As promised way back at the beginning of this video which was in no way an attempt to get you to keep watching to the end to appease the fickle Algorithm Gods, let’s now talk about how you can always make sure regardless of booster seat design, your mom-bod makers are secured correctly in their boosters.

It’s quite simple actually if you, once again, understand that the entire point of the booster seat is to provide extra cupholders… And, like, to make sure the seatbelt is positioned properly on the body.

As for this position, the belt strap should be across their hips, not higher in their abdomen area. Thereby distributing force across their skeletal structures and not, for example, their liver, spleen, and bowels. This one is usually a given by the very nature of the booster. If it’s firmly planted against the back of the seat and sitting flush on top, you can’t really screw the lower belt up, unless, we suppose, if it has arm rests and you decide for some reason to run the strap above the armrests instead of below I guess…
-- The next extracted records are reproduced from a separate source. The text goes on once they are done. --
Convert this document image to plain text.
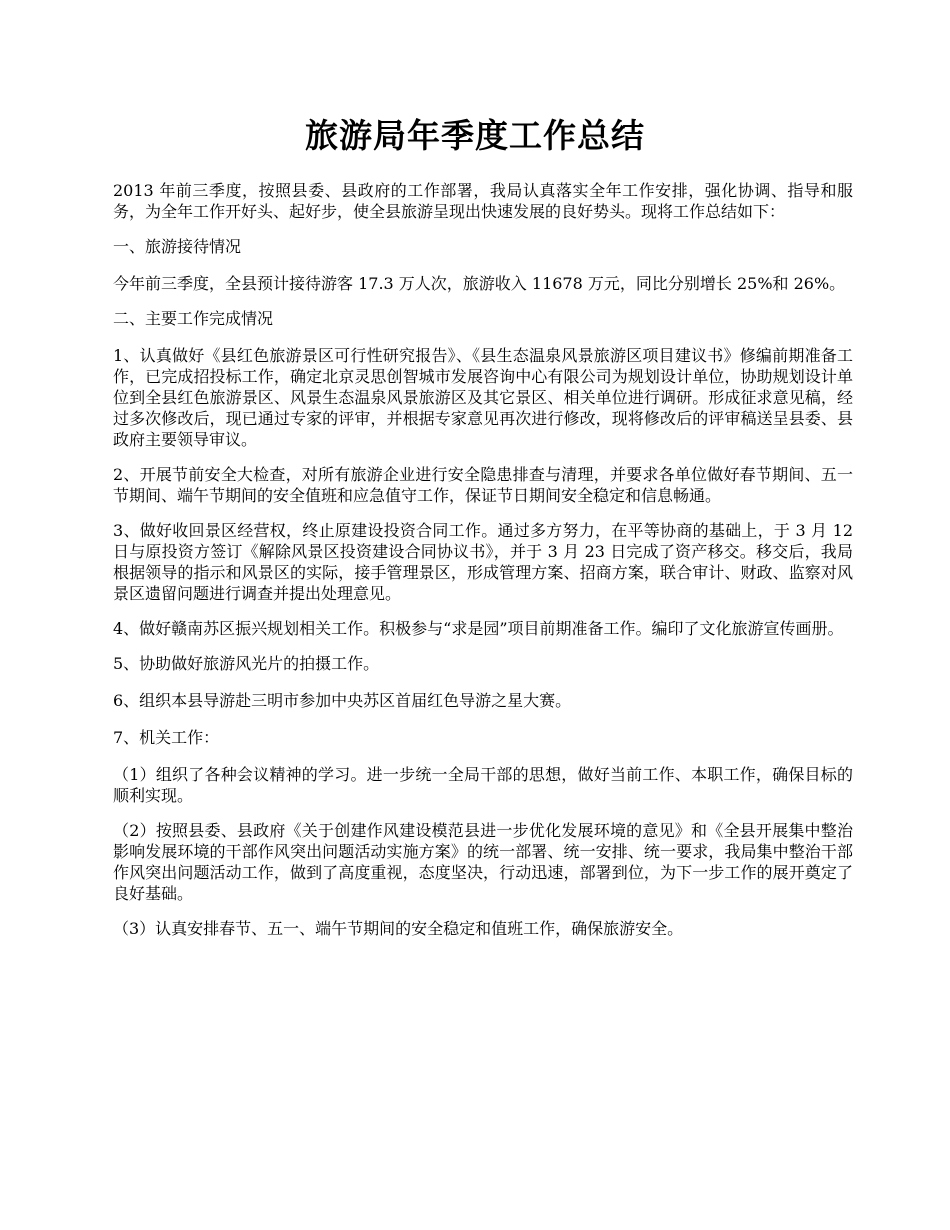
旅游局年季度工作总结

2013 年前三季度，按照县委、县政府的工作部署，我局认真落实全年工作安排，强化协调、指导和服务，为全年工作开好头、起好步，使全县旅游呈现出快速发展的良好势头。现将工作总结如下：

一、旅游接待情况

今年前三季度，全县预计接待游客 17.3 万人次，旅游收入 11678 万元，同比分别增长 25%和 26%。

二、主要工作完成情况

1、认真做好《县红色旅游景区可行性研究报告》、《县生态温泉风景旅游区项目建议书》修编前期准备工作，已完成招投标工作，确定北京灵思创智城市发展咨询中心有限公司为规划设计单位，协助规划设计单位到全县红色旅游景区、风景生态温泉风景旅游区及其它景区、相关单位进行调研。形成征求意见稿，经过多次修改后，现已通过专家的评审，并根据专家意见再次进行修改，现将修改后的评审稿送呈县委、县政府主要领导审议。

2、开展节前安全大检查，对所有旅游企业进行安全隐患排查与清理，并要求各单位做好春节期间、五一节期间、端午节期间的安全值班和应急值守工作，保证节日期间安全稳定和信息畅通。

3、做好收回景区经营权，终止原建设投资合同工作。通过多方努力，在平等协商的基础上，于 3 月 12 日与原投资方签订《解除风景区投资建设合同协议书》，并于 3 月 23 日完成了资产移交。移交后，我局根据领导的指示和风景区的实际，接手管理景区，形成管理方案、招商方案，联合审计、财政、监察对风景区遗留问题进行调查并提出处理意见。

4、做好赣南苏区振兴规划相关工作。积极参与“求是园”项目前期准备工作。编印了文化旅游宣传画册。

5、协助做好旅游风光片的拍摄工作。

6、组织本县导游赴三明市参加中央苏区首届红色导游之星大赛。

7、机关工作：

（1）组织了各种会议精神的学习。进一步统一全局干部的思想，做好当前工作、本职工作，确保目标的顺利实现。

（2）按照县委、县政府《关于创建作风建设模范县进一步优化发展环境的意见》和《全县开展集中整治影响发展环境的干部作风突出问题活动实施方案》的统一部署、统一安排、统一要求，我局集中整治干部作风突出问题活动工作，做到了高度重视，态度坚决，行动迅速，部署到位，为下一步工作的展开奠定了良好基础。

（3）认真安排春节、五一、端午节期间的安全稳定和值班工作，确保旅游安全。
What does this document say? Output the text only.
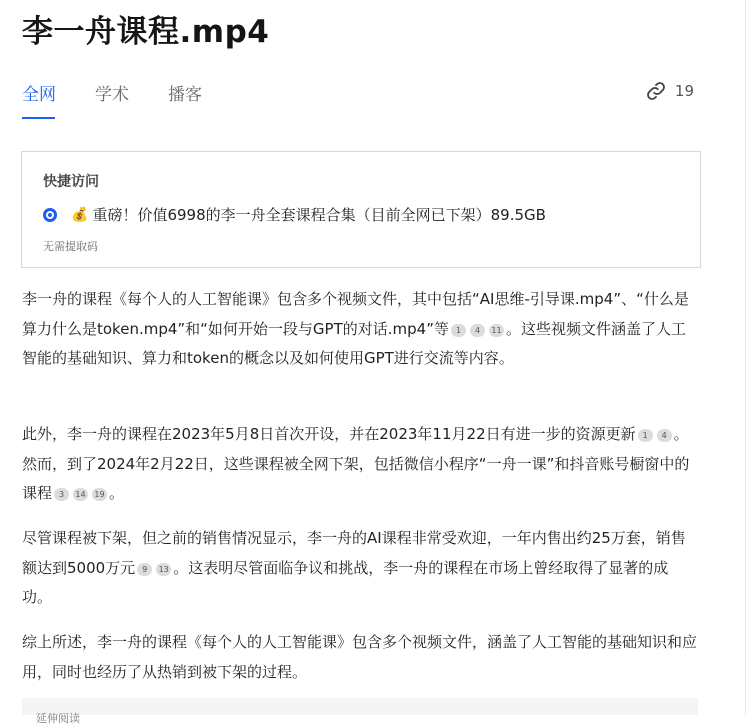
李一舟课程.mp4
全网 学术 播客	19
快捷访问
💰 重磅！价值6998的李一舟全套课程合集（目前全网已下架）89.5GB
无需提取码
李一舟的课程《每个人的人工智能课》包含多个视频文件，其中包括“AI思维-引导课.mp4”、“什么是算力什么是token.mp4”和“如何开始一段与GPT的对话.mp4”等 1 4 11 。这些视频文件涵盖了人工智能的基础知识、算力和token的概念以及如何使用GPT进行交流等内容。
此外，李一舟的课程在2023年5月8日首次开设，并在2023年11月22日有进一步的资源更新 1 4 。然而，到了2024年2月22日，这些课程被全网下架，包括微信小程序“一舟一课”和抖音账号橱窗中的课程 3 14 19 。
尽管课程被下架，但之前的销售情况显示，李一舟的AI课程非常受欢迎，一年内售出约25万套，销售额达到5000万元 9 13 。这表明尽管面临争议和挑战，李一舟的课程在市场上曾经取得了显著的成功。
综上所述，李一舟的课程《每个人的人工智能课》包含多个视频文件，涵盖了人工智能的基础知识和应用，同时也经历了从热销到被下架的过程。
延伸阅读
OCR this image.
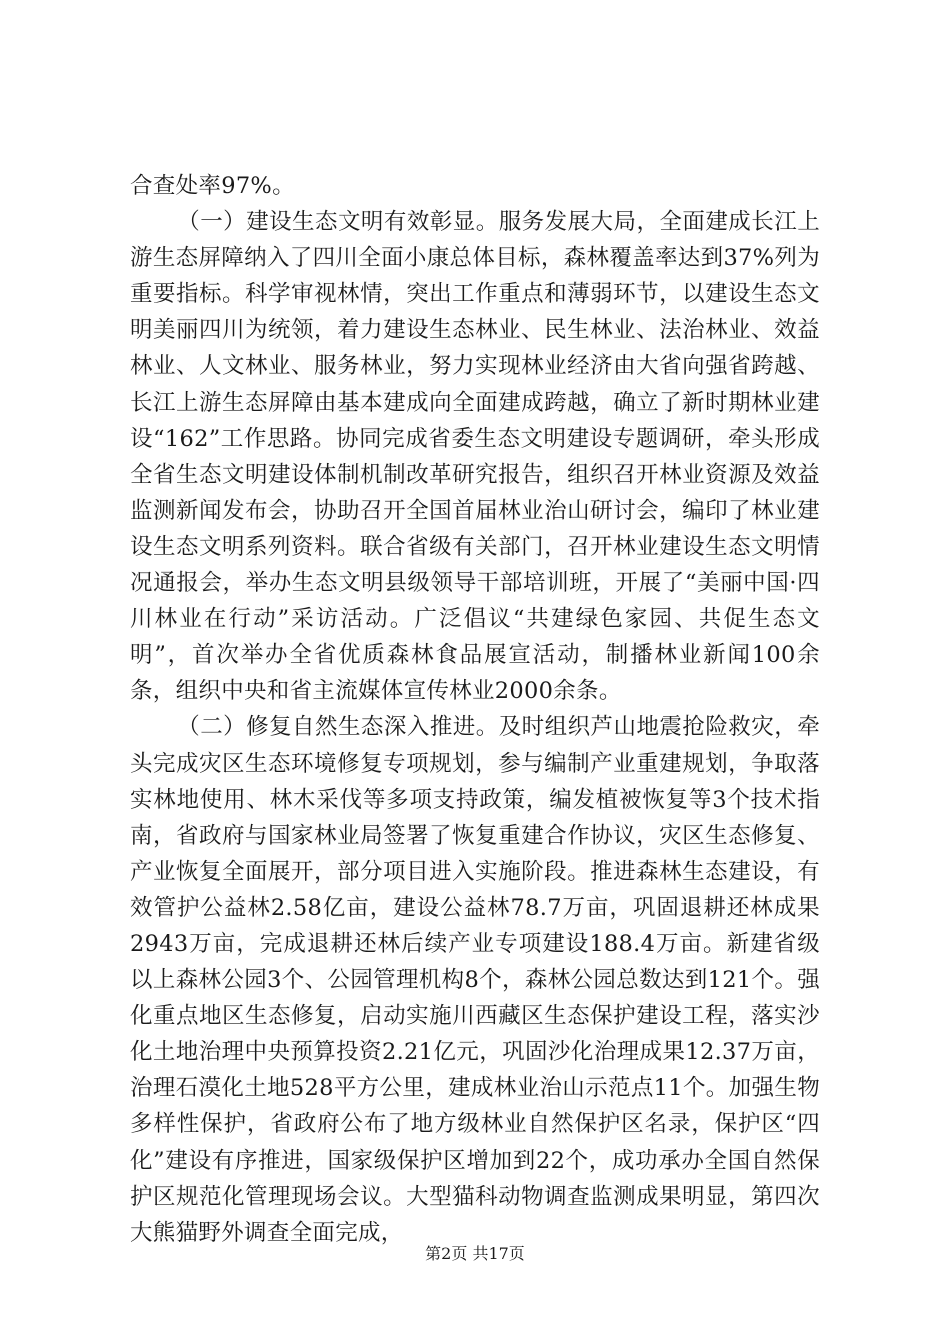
合查处率97%。

（一）建设生态文明有效彰显。服务发展大局，全面建成长江上游生态屏障纳入了四川全面小康总体目标，森林覆盖率达到37%列为重要指标。科学审视林情，突出工作重点和薄弱环节，以建设生态文明美丽四川为统领，着力建设生态林业、民生林业、法治林业、效益林业、人文林业、服务林业，努力实现林业经济由大省向强省跨越、长江上游生态屏障由基本建成向全面建成跨越，确立了新时期林业建设“162”工作思路。协同完成省委生态文明建设专题调研，牵头形成全省生态文明建设体制机制改革研究报告，组织召开林业资源及效益监测新闻发布会，协助召开全国首届林业治山研讨会，编印了林业建设生态文明系列资料。联合省级有关部门，召开林业建设生态文明情况通报会，举办生态文明县级领导干部培训班，开展了“美丽中国·四川林业在行动”采访活动。广泛倡议“共建绿色家园、共促生态文明”，首次举办全省优质森林食品展宣活动，制播林业新闻100余条，组织中央和省主流媒体宣传林业2000余条。

（二）修复自然生态深入推进。及时组织芦山地震抢险救灾，牵头完成灾区生态环境修复专项规划，参与编制产业重建规划，争取落实林地使用、林木采伐等多项支持政策，编发植被恢复等3个技术指南，省政府与国家林业局签署了恢复重建合作协议，灾区生态修复、产业恢复全面展开，部分项目进入实施阶段。推进森林生态建设，有效管护公益林2.58亿亩，建设公益林78.7万亩，巩固退耕还林成果2943万亩，完成退耕还林后续产业专项建设188.4万亩。新建省级以上森林公园3个、公园管理机构8个，森林公园总数达到121个。强化重点地区生态修复，启动实施川西藏区生态保护建设工程，落实沙化土地治理中央预算投资2.21亿元，巩固沙化治理成果12.37万亩，治理石漠化土地528平方公里，建成林业治山示范点11个。加强生物多样性保护，省政府公布了地方级林业自然保护区名录，保护区“四化”建设有序推进，国家级保护区增加到22个，成功承办全国自然保护区规范化管理现场会议。大型猫科动物调查监测成果明显，第四次大熊猫野外调查全面完成，

第2页 共17页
Second, the shoulder strap should be positioned across their collar bone (approximately the middle between the edge of the shoulder and the neck), and then down diagonally across the middle of the trunk. Most of all, the straps definitely shouldn’t be positioned on their neck. And definitely not under their armpit or behind their back. as so many kids and adult females that have been especially blessed in the funbag department or otherwise are just adorably short like to do. If no armrests on your booster, this will probably naturally happen, but in some cases the booster, for example, is designed to have the shoulder strap run under one of the armrests to get this strap approximately in that position.

So, to conclude, if you’ve buckled your child or funsized partner in a booster seat and the positioning of the belt is over their collar bone and diagonal down across the middle of the chest, and the lap portion is centered as low as possible on their hips, then you’ve in all likelihood done things right, regardless of booster seat design.